Many projects were affected by the prolonged movement restrictions and supply disruptions 


RHB Research has maintained their ‘Overweight’ on the oil and gas (O&G) sector as it sets to benefit from higher capital expenditure (capex) allocation and heightened geopolitical tensions that could potentially hit US$110-US$120 (RM502.80)/billion barrels of petroleum liquids (bbl) if Russia’s invasion of Ukraine continues to escalate. 

According to its analyst Sean Lim, Petroliam Nasional Bhd (Petronas) recorded a profit after tax of RM48.6 billion from a RM221 billion loss in the financial year 2020 (FY20) supported by better product prices. 

Capex spending rose by 34% QoQ in 4Q21 (-10% YoY) to RM10.1 billion, lifting the FY21 figure to RM30.5 billion (-9% YoY). 

The QoQ ramp-up in capex was largely led by upstream (+21%), downstream (+101%) as well, as the gas and new energy (GNE) division (+98%). 

Many projects were affected by the prolonged movement restrictions and supply disruptions. 

“Activities have been picking up since early 2022. As such, Petronas could boost its capex spending to RM40 billion-RM50 billion this year, with an equal split between domestic and international operations,” said Lim. 

The upstream segment was the largest contributor at 48%, followed by GNE, at 23% of total capex in 2021. 

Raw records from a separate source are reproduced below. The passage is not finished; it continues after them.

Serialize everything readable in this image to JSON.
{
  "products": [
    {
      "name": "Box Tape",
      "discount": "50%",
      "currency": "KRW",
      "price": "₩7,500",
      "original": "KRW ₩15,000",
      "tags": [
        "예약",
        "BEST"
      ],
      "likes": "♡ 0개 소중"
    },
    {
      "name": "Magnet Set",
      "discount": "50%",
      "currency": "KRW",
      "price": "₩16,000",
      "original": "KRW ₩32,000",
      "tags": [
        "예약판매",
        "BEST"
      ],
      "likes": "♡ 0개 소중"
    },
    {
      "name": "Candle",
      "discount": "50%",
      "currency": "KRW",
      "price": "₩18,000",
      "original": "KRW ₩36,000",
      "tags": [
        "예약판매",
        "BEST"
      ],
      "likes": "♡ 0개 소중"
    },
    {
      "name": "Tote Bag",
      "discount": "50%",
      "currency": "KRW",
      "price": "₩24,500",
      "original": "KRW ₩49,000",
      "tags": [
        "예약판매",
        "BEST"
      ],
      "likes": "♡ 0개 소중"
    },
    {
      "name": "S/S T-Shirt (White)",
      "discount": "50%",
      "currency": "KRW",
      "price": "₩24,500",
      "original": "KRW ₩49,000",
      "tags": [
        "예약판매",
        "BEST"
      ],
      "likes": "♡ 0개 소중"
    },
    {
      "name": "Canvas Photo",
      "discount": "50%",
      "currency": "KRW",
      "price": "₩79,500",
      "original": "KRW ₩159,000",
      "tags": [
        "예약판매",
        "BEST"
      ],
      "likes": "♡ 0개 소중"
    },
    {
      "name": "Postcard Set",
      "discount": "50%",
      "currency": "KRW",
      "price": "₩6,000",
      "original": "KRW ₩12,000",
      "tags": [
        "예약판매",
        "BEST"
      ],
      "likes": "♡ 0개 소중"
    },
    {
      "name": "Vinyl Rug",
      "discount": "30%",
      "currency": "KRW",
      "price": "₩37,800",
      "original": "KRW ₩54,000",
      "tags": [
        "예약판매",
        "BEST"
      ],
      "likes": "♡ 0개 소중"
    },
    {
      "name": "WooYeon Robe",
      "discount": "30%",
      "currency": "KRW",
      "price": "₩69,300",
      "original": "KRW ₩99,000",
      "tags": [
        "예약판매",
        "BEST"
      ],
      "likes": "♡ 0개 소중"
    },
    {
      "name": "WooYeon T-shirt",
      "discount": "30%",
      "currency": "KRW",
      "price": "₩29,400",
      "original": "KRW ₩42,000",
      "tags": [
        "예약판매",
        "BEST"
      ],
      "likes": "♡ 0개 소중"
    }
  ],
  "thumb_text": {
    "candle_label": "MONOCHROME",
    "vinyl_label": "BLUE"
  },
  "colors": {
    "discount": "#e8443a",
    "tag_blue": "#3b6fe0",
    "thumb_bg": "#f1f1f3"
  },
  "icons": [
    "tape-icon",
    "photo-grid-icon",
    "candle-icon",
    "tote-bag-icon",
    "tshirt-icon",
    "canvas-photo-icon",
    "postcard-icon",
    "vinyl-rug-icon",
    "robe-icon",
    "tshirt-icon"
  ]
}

“Petronas also aims to establish a new independent entity that will focus on clean energy solutions by mid-2022. About 20% of total capex has been allocated for “Step Out” projects that include specialty chemicals, renewable energy and hydrogen. It also disclosed its outstanding capex commitment,” he added. 

Total capex approved as of end financial year 2021 (FY21) was at RM100.5 billion (-8% YoY) and its share of capex of joint ventures was at RM141.3 billion (-28% YoY). 

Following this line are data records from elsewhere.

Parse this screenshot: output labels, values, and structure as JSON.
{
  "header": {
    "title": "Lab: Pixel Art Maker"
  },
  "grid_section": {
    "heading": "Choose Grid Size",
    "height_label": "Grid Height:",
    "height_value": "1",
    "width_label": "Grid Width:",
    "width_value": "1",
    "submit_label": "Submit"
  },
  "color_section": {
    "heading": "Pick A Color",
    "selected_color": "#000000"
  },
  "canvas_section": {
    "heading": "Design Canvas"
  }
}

He added that if Petronas is spending RM20 billion capex annually for upstream activities in 2022, this would point to a strong increase of 37%, from FY20’s RM14.6 billion. 

“We believe the domestic upstream space will be the beneficiary, if 60% of it is allocated to the domestic arm. Meanwhile, it was reported that Petronas will not be making any rushed decisions about its ongoing collaboration with Russian oil firm Gazprom in Iraq’s Badra oilfield,” he added. 

The national O&G firm returned to the black with a profit after tax (PAT) of RM48.6 billion, from a RM21 billion loss in FY20, due to better product prices. 

“We expect Petronas’ capex to pick up to RM40 billion-RM50 billion, from RM30.5 billion in FY21. Service providers should gradually benefit from a ramp-up in activities and increased domestic capex allocations,” he stated in the report. 

Excluding net impairment losses on assets, PAT still surged by 3.6x — in tandem with a higher Ebitda (+82%), with better product prices. 

“To meet its RM25 billion dividend target, the remaining RM9 billion dividend was paid in 4Q21 (FY21: RM25 billion) but Petronas’ net cash continued to strengthen (+5% QoQ) to RM67 billion, underpinned by stronger operating cashflow (+11% QoQ),” he said in the report. 

Six companies under RHB coverage released their 4Q21 results last month. 

“It was, again, a mixed set of results — with one above, two below, and three in line with expectations. The disappointments were, again, MISC Bhd (MISC MK, ‘Buy’, TP: RM7.79) and Malaysia Marine & Heavy Engineering Holdings Bhd (MMHE MK, ‘Neutral’, TP: RM0.42). MMHE’s numbers have missed expectations for four consecutive quarters, on additional cost provisions and weaker project billings. MISC’s performance also continued to disappoint, dragged by its subsidiary, MMHE,” said Lim. 

Petronas Chemicals Group Bhd (PetChem) was the only positive surprise. 

“PetChem delivered another set of record earnings, thanks to stronger than expected margins amid better petrochemical prices. The counter remains our sector top pick, due to its undemanding valuation and potential earnings upside amidst rising oil prices,” he added.